Coregonas wrote:In a instant all a regiment can be in the first line, but for instance not ALL regiments of the division are firing at the same time.
This simplification is not far from reality as it is.
Edit->
400 men in a 2 rank line vs 1000 men in a 5 rank line
400 men fire less, but have more chances to hit. (x2,5 objectives )
1000 men fire more, but less chances to hit (x 0,4 objectives)
Yes yes its not exactly that way... but... some compensation is really.![]()
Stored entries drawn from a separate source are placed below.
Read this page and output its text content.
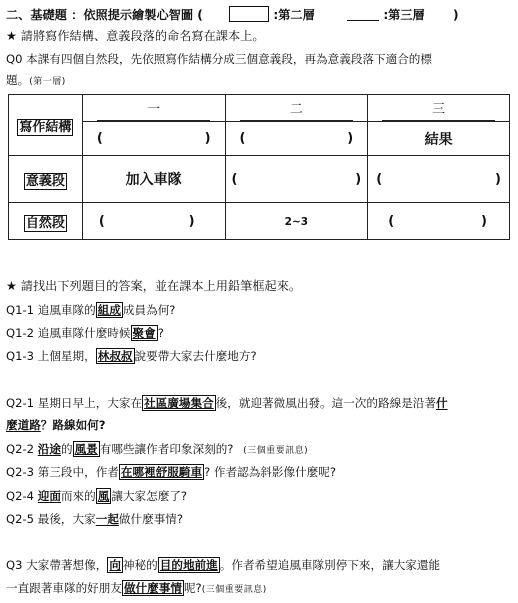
二、基礎題 ：依照提示繪製心智圖 (	:第二層	:第三層 )
★ 請將寫作結構、意義段落的命名寫在課本上。
Q0 本課有四個自然段，先依照寫作結構分成三個意義段，再為意義段落下適合的標
題。(第一層)
寫作結構	一	二	三

	( )	( )	結果
意義段	加入車隊	( )	( )

自然段	( )	2~3	( )
★ 請找出下列題目的答案，並在課本上用鉛筆框起來。
Q1-1 追風車隊的 組成 成員為何?
Q1-2 追風車隊什麼時候 聚會 ?
Q1-3 上個星期， 林叔叔 說要帶大家去什麼地方?
Q2-1 星期日早上，大家在 社區廣場集合 後，就迎著微風出發。這一次的路線是沿著什
麼道路？路線如何?
Q2-2 沿途的 風景 有哪些讓作者印象深刻的? (三個重要訊息)
Q2-3 第三段中，作者 在哪裡舒服騎車 ? 作者認為斜影像什麼呢?
Q2-4 迎面而來的 風 讓大家怎麼了?
Q2-5 最後，大家一起做什麼事情?
Q3 大家帶著想像， 向 神秘的 目的地前進 。作者希望追風車隊別停下來，讓大家還能
一直跟著車隊的好朋友 做什麼事情 呢?(三個重要訊息)
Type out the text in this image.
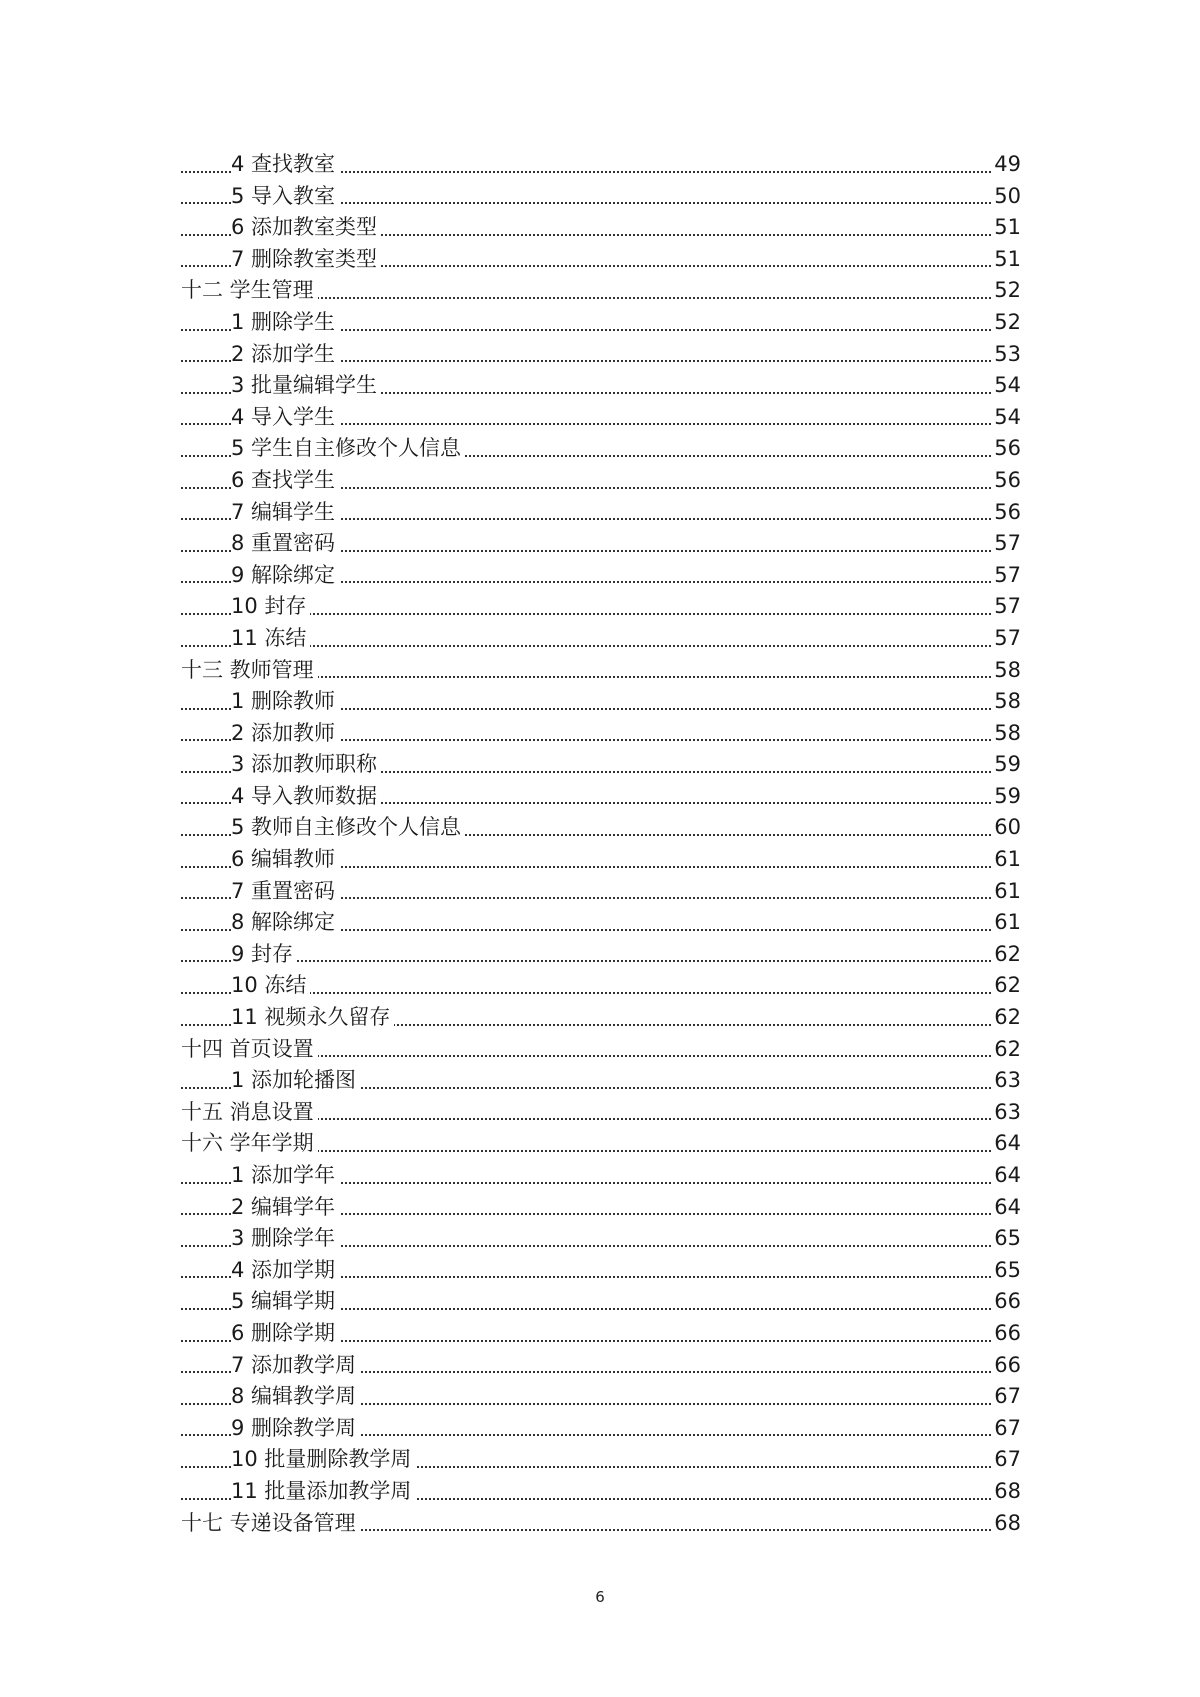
4 查找教室	49
5 导入教室	50
6 添加教室类型	51
7 删除教室类型	51
十二 学生管理	52
1 删除学生	52
2 添加学生	53
3 批量编辑学生	54
4 导入学生	54
5 学生自主修改个人信息	56
6 查找学生	56
7 编辑学生	56
8 重置密码	57
9 解除绑定	57
10 封存	57
11 冻结	57
十三 教师管理	58
1 删除教师	58
2 添加教师	58
3 添加教师职称	59
4 导入教师数据	59
5 教师自主修改个人信息	60
6 编辑教师	61
7 重置密码	61
8 解除绑定	61
9 封存	62
10 冻结	62
11 视频永久留存	62
十四 首页设置	62
1 添加轮播图	63
十五 消息设置	63
十六 学年学期	64
1 添加学年	64
2 编辑学年	64
3 删除学年	65
4 添加学期	65
5 编辑学期	66
6 删除学期	66
7 添加教学周	66
8 编辑教学周	67
9 删除教学周	67
10 批量删除教学周	67
11 批量添加教学周	68
十七 专递设备管理	68
6
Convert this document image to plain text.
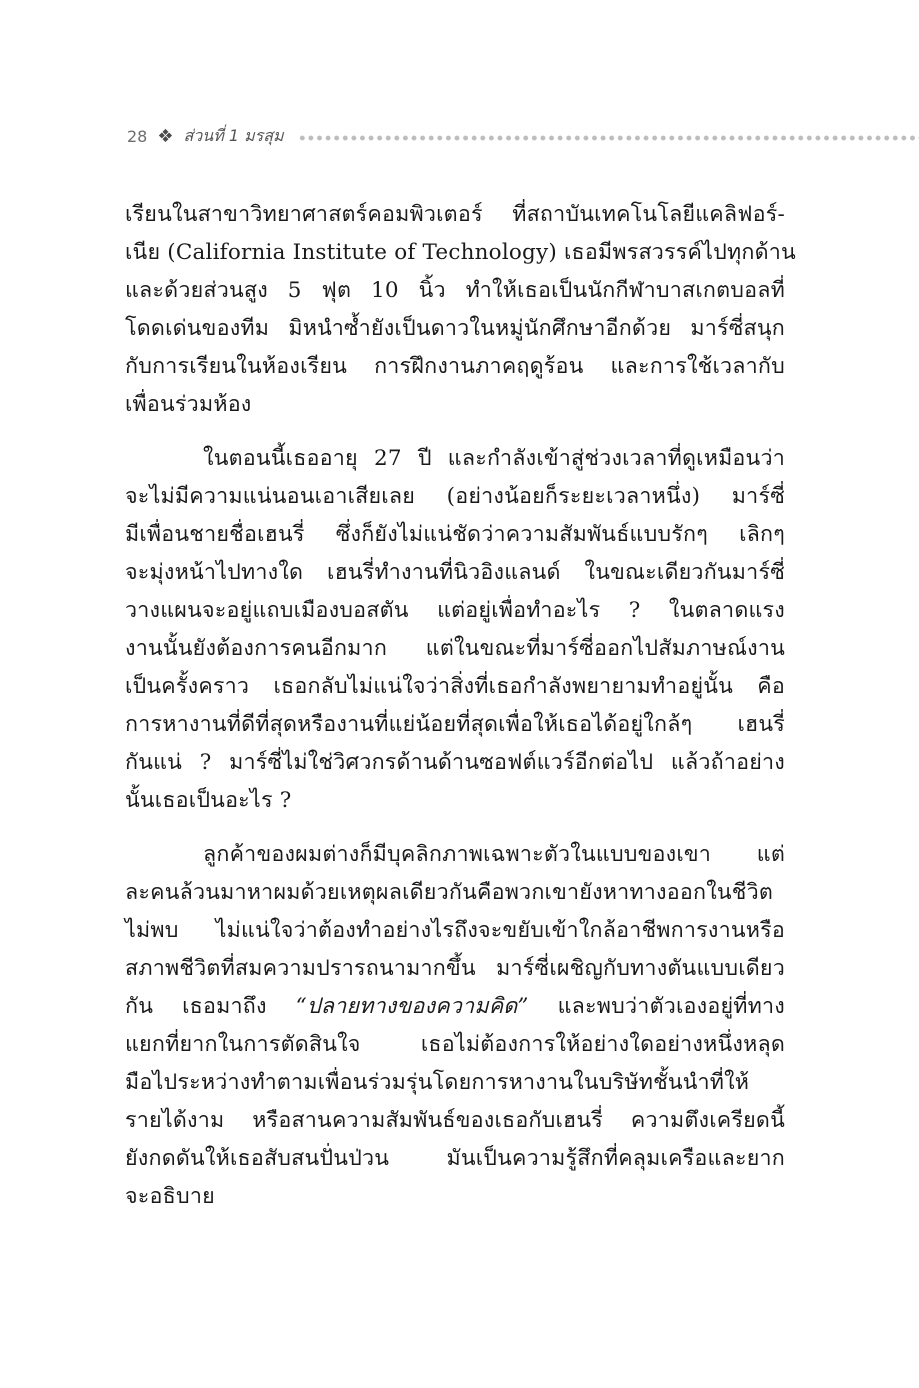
28 ❖ ส่วนที่ 1 มรสุม
เรียนในสาขาวิทยาศาสตร์คอมพิวเตอร์ ที่สถาบันเทคโนโลยีแคลิฟอร์-
เนีย (California Institute of Technology) เธอมีพรสวรรค์ไปทุกด้าน
และด้วยส่วนสูง 5 ฟุต 10 นิ้ว ทำให้เธอเป็นนักกีฬาบาสเกตบอลที่
โดดเด่นของทีม มิหนำซ้ำยังเป็นดาวในหมู่นักศึกษาอีกด้วย มาร์ซี่สนุก
กับการเรียนในห้องเรียน การฝึกงานภาคฤดูร้อน และการใช้เวลากับ
เพื่อนร่วมห้อง
ในตอนนี้เธออายุ 27 ปี และกำลังเข้าสู่ช่วงเวลาที่ดูเหมือนว่า
จะไม่มีความแน่นอนเอาเสียเลย (อย่างน้อยก็ระยะเวลาหนึ่ง) มาร์ซี่
มีเพื่อนชายชื่อเฮนรี่ ซึ่งก็ยังไม่แน่ชัดว่าความสัมพันธ์แบบรักๆ เลิกๆ
จะมุ่งหน้าไปทางใด เฮนรี่ทำงานที่นิวอิงแลนด์ ในขณะเดียวกันมาร์ซี่
วางแผนจะอยู่แถบเมืองบอสตัน แต่อยู่เพื่อทำอะไร ? ในตลาดแรง
งานนั้นยังต้องการคนอีกมาก แต่ในขณะที่มาร์ซี่ออกไปสัมภาษณ์งาน
เป็นครั้งคราว เธอกลับไม่แน่ใจว่าสิ่งที่เธอกำลังพยายามทำอยู่นั้น คือ
การหางานที่ดีที่สุดหรืองานที่แย่น้อยที่สุดเพื่อให้เธอได้อยู่ใกล้ๆ เฮนรี่
กันแน่ ? มาร์ซี่ไม่ใช่วิศวกรด้านด้านซอฟต์แวร์อีกต่อไป แล้วถ้าอย่าง
นั้นเธอเป็นอะไร ?
ลูกค้าของผมต่างก็มีบุคลิกภาพเฉพาะตัวในแบบของเขา แต่
ละคนล้วนมาหาผมด้วยเหตุผลเดียวกันคือพวกเขายังหาทางออกในชีวิต
ไม่พบ ไม่แน่ใจว่าต้องทำอย่างไรถึงจะขยับเข้าใกล้อาชีพการงานหรือ
สภาพชีวิตที่สมความปรารถนามากขึ้น มาร์ซี่เผชิญกับทางตันแบบเดียว
กัน เธอมาถึง “ปลายทางของความคิด” และพบว่าตัวเองอยู่ที่ทาง
แยกที่ยากในการตัดสินใจ เธอไม่ต้องการให้อย่างใดอย่างหนึ่งหลุด
มือไประหว่างทำตามเพื่อนร่วมรุ่นโดยการหางานในบริษัทชั้นนำที่ให้
รายได้งาม หรือสานความสัมพันธ์ของเธอกับเฮนรี่ ความตึงเครียดนี้
ยังกดดันให้เธอสับสนปั่นป่วน มันเป็นความรู้สึกที่คลุมเครือและยาก
จะอธิบาย
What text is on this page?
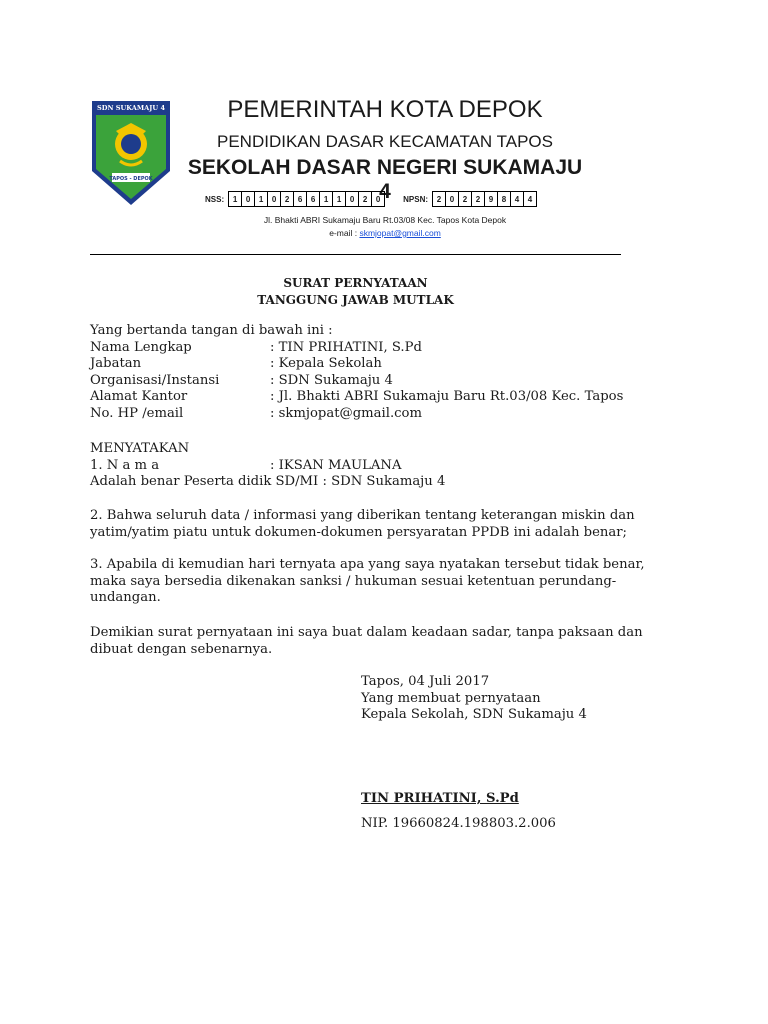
SDN SUKAMAJU 4
TAPOS - DEPOK
PEMERINTAH KOTA DEPOK
PENDIDIKAN DASAR KECAMATAN TAPOS
SEKOLAH DASAR NEGERI SUKAMAJU 4
NSS:	1	0	1	0	2	6	6	1	1	0	2	0	NPSN:	2	0	2	2	9	8	4	4
Jl. Bhakti ABRI Sukamaju Baru Rt.03/08 Kec. Tapos Kota Depok
e-mail : skmjopat@gmail.com
SURAT PERNYATAAN
TANGGUNG JAWAB MUTLAK

Yang bertanda tangan di bawah ini :

Nama Lengkap	: TIN PRIHATINI, S.Pd
Jabatan	: Kepala Sekolah
Organisasi/Instansi	: SDN Sukamaju 4
Alamat Kantor	: Jl. Bhakti ABRI Sukamaju Baru Rt.03/08 Kec. Tapos
No. HP /email	: skmjopat@gmail.com

MENYATAKAN

1. N a m a	: IKSAN MAULANA

Adalah benar Peserta didik SD/MI : SDN Sukamaju 4

2. Bahwa seluruh data / informasi yang diberikan tentang keterangan miskin dan yatim/yatim piatu untuk dokumen-dokumen persyaratan PPDB ini adalah benar;
3. Apabila di kemudian hari ternyata apa yang saya nyatakan tersebut tidak benar, maka saya bersedia dikenakan sanksi / hukuman sesuai ketentuan perundang-undangan.
Demikian surat pernyataan ini saya buat dalam keadaan sadar, tanpa paksaan dan dibuat dengan sebenarnya.

Tapos, 04 Juli 2017

Yang membuat pernyataan

Kepala Sekolah, SDN Sukamaju 4

TIN PRIHATINI, S.Pd
NIP. 19660824.198803.2.006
I disagree on these numbers.
Front lines are 200 men long. Of course I cannot consider that the front line will stop all shots, and that missing shots won't hit someone backward. But you cannot consider either that there are more objectives in 5 rank lines than in 2. The truth is probably somewhere in the middle of these values. And that is in clear areas, with everyone standing up.
Use a wall or trenches to protect the men, with only one line of 200 men visible at a time, and you get back to a balanced chance of shooting.
Another thing thinking about it is the loss of cohesion and disorganisation. Managing 5 ranks is more complicated than 2, because people would get to bump each other more while moving backward to reload.
Full units of 1000 men should have a bigger cohesion loss than incomplete units (where "survivors" know more each other and who has to do what).